Ne dinlesem, yine karar veremeden oturdum masaya. Neyseki ne anlatacağımın besbelli farkındayım. O’nu anlatacağım. Evet. Yine… Lâkin bu sefer somunt yanını… Gördüğüm kadarıyla… Dokunduğum derece…
Kocaman bi’ şejir düşünün şimdi. Kalabalık. İsteyen istediği kadar abartsın. Ve tek kalemde geçsin tüm bunları.

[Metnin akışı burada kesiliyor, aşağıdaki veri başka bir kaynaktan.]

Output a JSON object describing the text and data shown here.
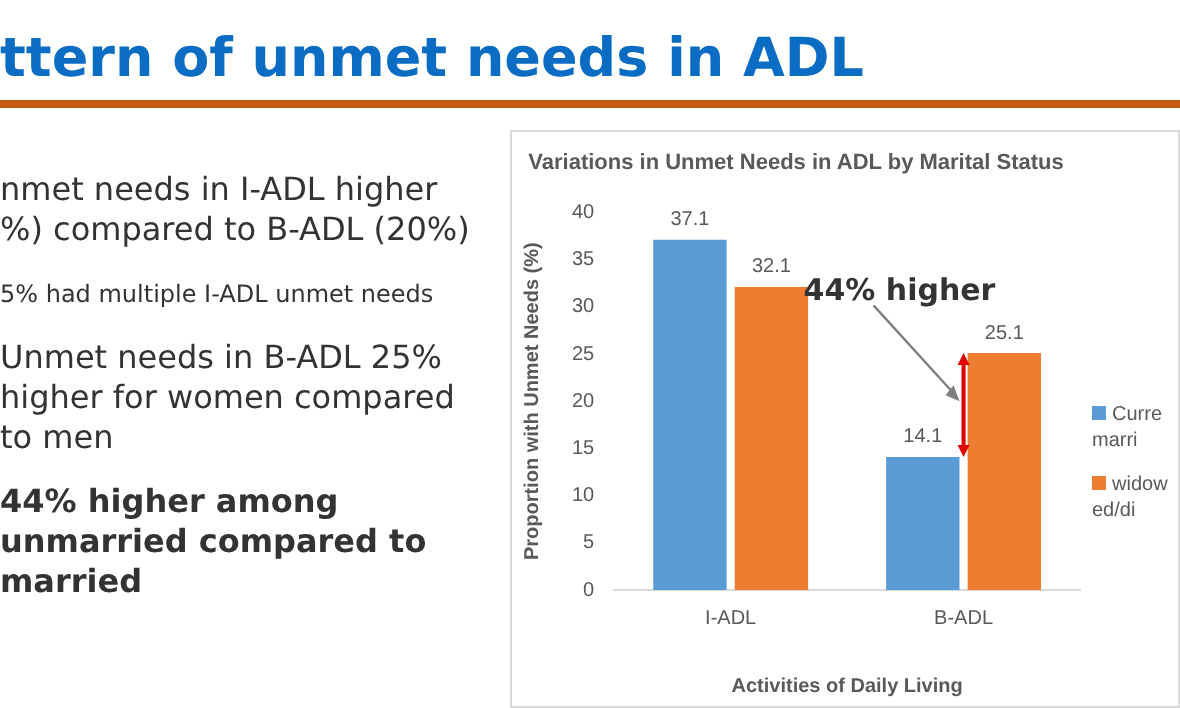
{
  "chart_data": {
    "type": "bar",
    "title": "Variations in Unmet Needs in ADL by Marital Status",
    "xlabel": "Activities of Daily Living",
    "ylabel": "Proportion with Unmet Needs (%)",
    "categories": [
      "I-ADL",
      "B-ADL"
    ],
    "series": [
      {
        "name": "Curre marri",
        "color": "#5b9bd5",
        "values": [
          37.1,
          14.1
        ]
      },
      {
        "name": "widow ed/di",
        "color": "#ed7d31",
        "values": [
          32.1,
          25.1
        ]
      }
    ],
    "ylim": [
      0,
      40
    ],
    "yticks": [
      0,
      5,
      10,
      15,
      20,
      25,
      30,
      35,
      40
    ],
    "grid": false,
    "legend": "right",
    "data_labels": true,
    "annotations": [
      "ttern of unmet needs in ADL",
      "nmet needs in I-ADL higher %) compared to B-ADL (20%)",
      "5% had multiple I-ADL unmet needs",
      "Unmet needs in B-ADL 25% higher for women compared to men",
      "44% higher among unmarried compared to married",
      {
        "text": "44% higher",
        "x": "B-ADL",
        "y": 20
      }
    ]
  }
}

Giderken hiç ummuyordum görmeyi. Artık istemez, diyordum. Ten yok ya… Böyle diyordum ama; şehre ayak bastım basalı, içimde aldırmaz bi’ umut, arar belki diye bekliyordu. Saatler, günler geçiyordu da o adam aramıyordu. Bir yanım bağırıyordu, tırnaklarını etime geçiriyor; onu aramam için canımı yakıyordu. Bir yanım gayet iradeli, gururlu, ‘hayır.’ diyordu. ”Aramayacaksın. Aramazsa zaten istemiyordur seni görmeyi. İstese arardı.” -Ben en çok bu ikinci yanıma uyuyordum.- Diğer yanımsa, hiçbir şey umrunda olmadan, kavga eden bu iki yanımı seyrediyordu, kılını bili kımıldatmadan. Ben mi? Ben, bu üçünün toplamı bense, daha çok ikinci tarafa uymakla birlikte, zaman zaman gidip geliyordum. Kımıldayamıyordum.

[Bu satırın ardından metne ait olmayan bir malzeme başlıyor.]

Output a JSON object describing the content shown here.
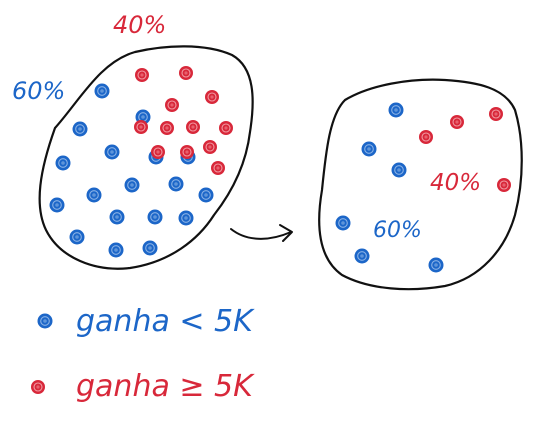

——————————————————— *** ————————————————————————
Gitme zamanı yaklaştıkça, daha da geriliyordum. Bir gece, arkadaşlarımın da yoğun çabalarıyla, yazdım ona. Yazdım yazmasına ama konuyu açana aşk olsun. Söyleyemeden onu görmek istediğimi, uyumaya gittim. Ama uyumak ne mümkün! Döndüm durdum. Birden, ani bi’ dürtüyle telefonumu aldım ve: ”Buluşmayacak mıyız? Seni görmeden mi gideceğim?” diye bir mesaj yazdım. Aslına bakarsanız, yazar silerim diyordum ama birden gönder tuşuna basmış bulundum. Her şey bi’ anlık deli cesaretine baktı. Ani oldu. İyi de oldu. Yanıt olumluydu.
Sonraki birkaç gün içinde buluşma günü kararlaştırıldı.

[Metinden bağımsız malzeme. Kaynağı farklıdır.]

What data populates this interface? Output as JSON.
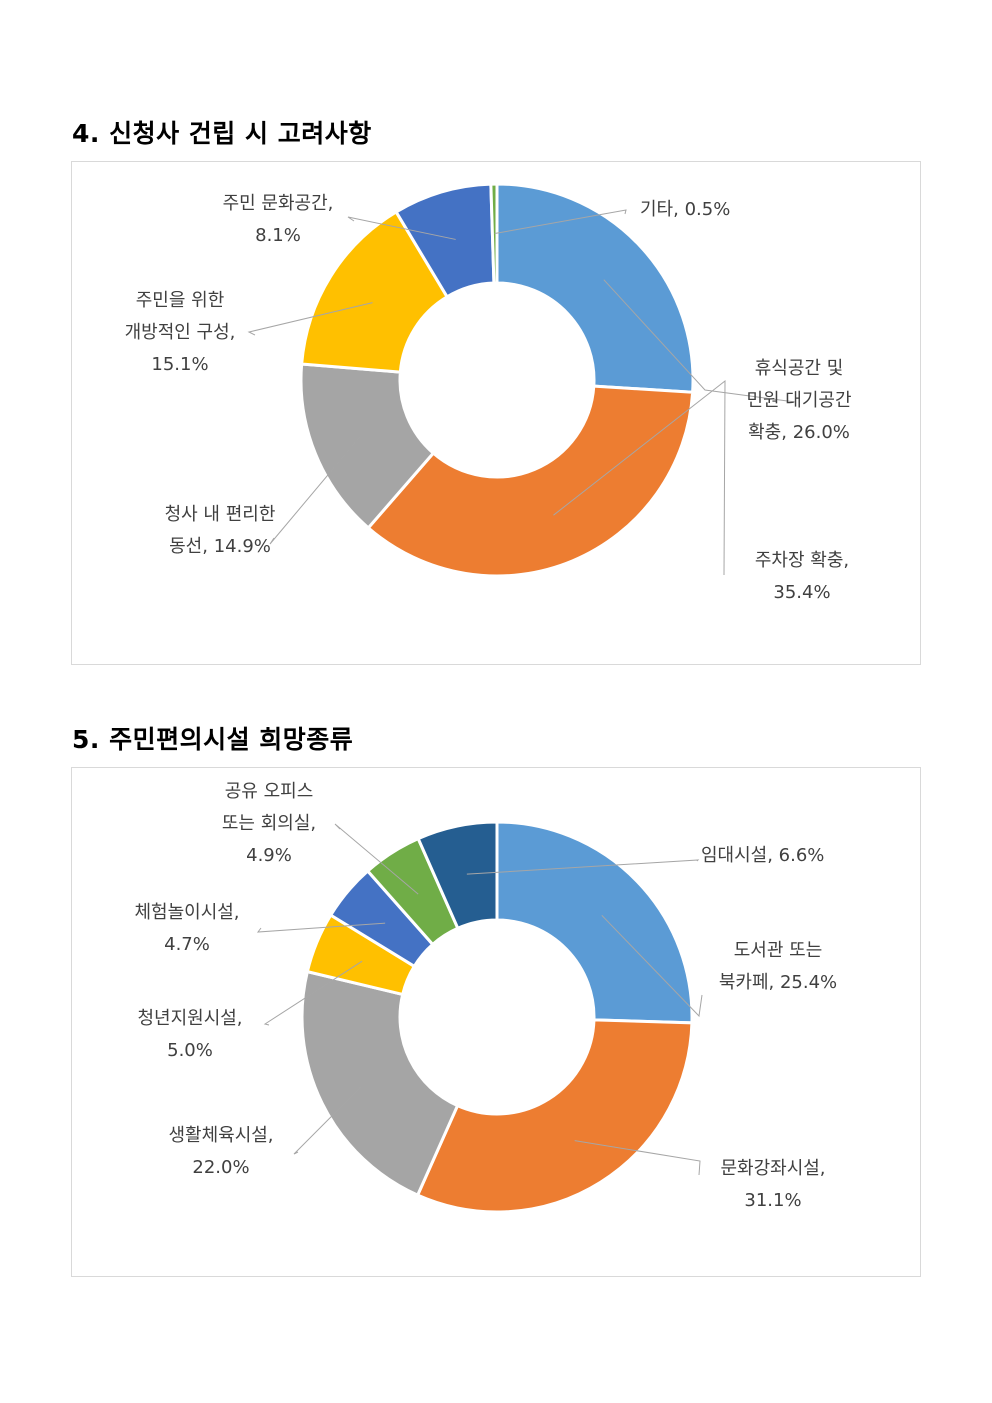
{
  "headings": {
    "section4": "4. 신청사 건립 시 고려사항",
    "section5": "5. 주민편의시설 희망종류"
  },
  "chart_data": [
    {
      "type": "pie",
      "variant": "donut",
      "title": "",
      "slices": [
        {
          "label": "휴식공간 및 민원 대기공간 확충",
          "value": 26.0,
          "label_lines": [
            "휴식공간 및",
            "민원 대기공간",
            "확충, 26.0%"
          ],
          "color": "#5B9BD5"
        },
        {
          "label": "주차장 확충",
          "value": 35.4,
          "label_lines": [
            "주차장 확충,",
            "35.4%"
          ],
          "color": "#ED7D31"
        },
        {
          "label": "청사 내 편리한 동선",
          "value": 14.9,
          "label_lines": [
            "청사 내 편리한",
            "동선, 14.9%"
          ],
          "color": "#A5A5A5"
        },
        {
          "label": "주민을 위한 개방적인 구성",
          "value": 15.1,
          "label_lines": [
            "주민을 위한",
            "개방적인 구성,",
            "15.1%"
          ],
          "color": "#FFC000"
        },
        {
          "label": "주민 문화공간",
          "value": 8.1,
          "label_lines": [
            "주민 문화공간,",
            "8.1%"
          ],
          "color": "#4472C4"
        },
        {
          "label": "기타",
          "value": 0.5,
          "label_lines": [
            "기타, 0.5%"
          ],
          "color": "#70AD47"
        }
      ]
    },
    {
      "type": "pie",
      "variant": "donut",
      "title": "",
      "slices": [
        {
          "label": "도서관 또는 북카페",
          "value": 25.4,
          "label_lines": [
            "도서관 또는",
            "북카페, 25.4%"
          ],
          "color": "#5B9BD5"
        },
        {
          "label": "문화강좌시설",
          "value": 31.1,
          "label_lines": [
            "문화강좌시설,",
            "31.1%"
          ],
          "color": "#ED7D31"
        },
        {
          "label": "생활체육시설",
          "value": 22.0,
          "label_lines": [
            "생활체육시설,",
            "22.0%"
          ],
          "color": "#A5A5A5"
        },
        {
          "label": "청년지원시설",
          "value": 5.0,
          "label_lines": [
            "청년지원시설,",
            "5.0%"
          ],
          "color": "#FFC000"
        },
        {
          "label": "체험놀이시설",
          "value": 4.7,
          "label_lines": [
            "체험놀이시설,",
            "4.7%"
          ],
          "color": "#4472C4"
        },
        {
          "label": "공유 오피스 또는 회의실",
          "value": 4.9,
          "label_lines": [
            "공유 오피스",
            "또는 회의실,",
            "4.9%"
          ],
          "color": "#70AD47"
        },
        {
          "label": "임대시설",
          "value": 6.6,
          "label_lines": [
            "임대시설, 6.6%"
          ],
          "color": "#255E91"
        }
      ]
    }
  ]
}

5 Şubat Cuma hayatımın en güzel günü…
—————————————————————— *** ——————————————————————
O sabah erken uyandım. -Normalde, evde biri varsa uyku faslını uzatırım.- Midem çalkalanıyordu. Gairp bi’ şey vardı içimde dolaşan. Midemden yukarı doğru çıkıyor sonra tekrar mideme inip baskı yapıyordu. Sakinleşmek için şekerli bi’ kahve yaptım. O kadar kötüydüm ki, neredeyse zorla teptim mideme… Bi’ an önce kahvaltı yapıp, hazırlanmak istiyordum. Çayı koydum. Her sabah erkenden uyanan insanlar, bu sabah bi’ türlü uyanmak bilmediler. Delirdim…. Zorla gelen kahvaltı kâbus gibiydi. Midem öyle çalkalanıyordu ki, adeta zorla tepıyordum ne varsa ağzıma. Tat almıyor, sakinleşemiyordum. Nihâyet kahvaltı faslı sona erdi. Hazırlandım. Evden çıktığımda hâlâ midem isyandaydı! O’nu görene kadar durmayacaktı isyanDinmeyecekti…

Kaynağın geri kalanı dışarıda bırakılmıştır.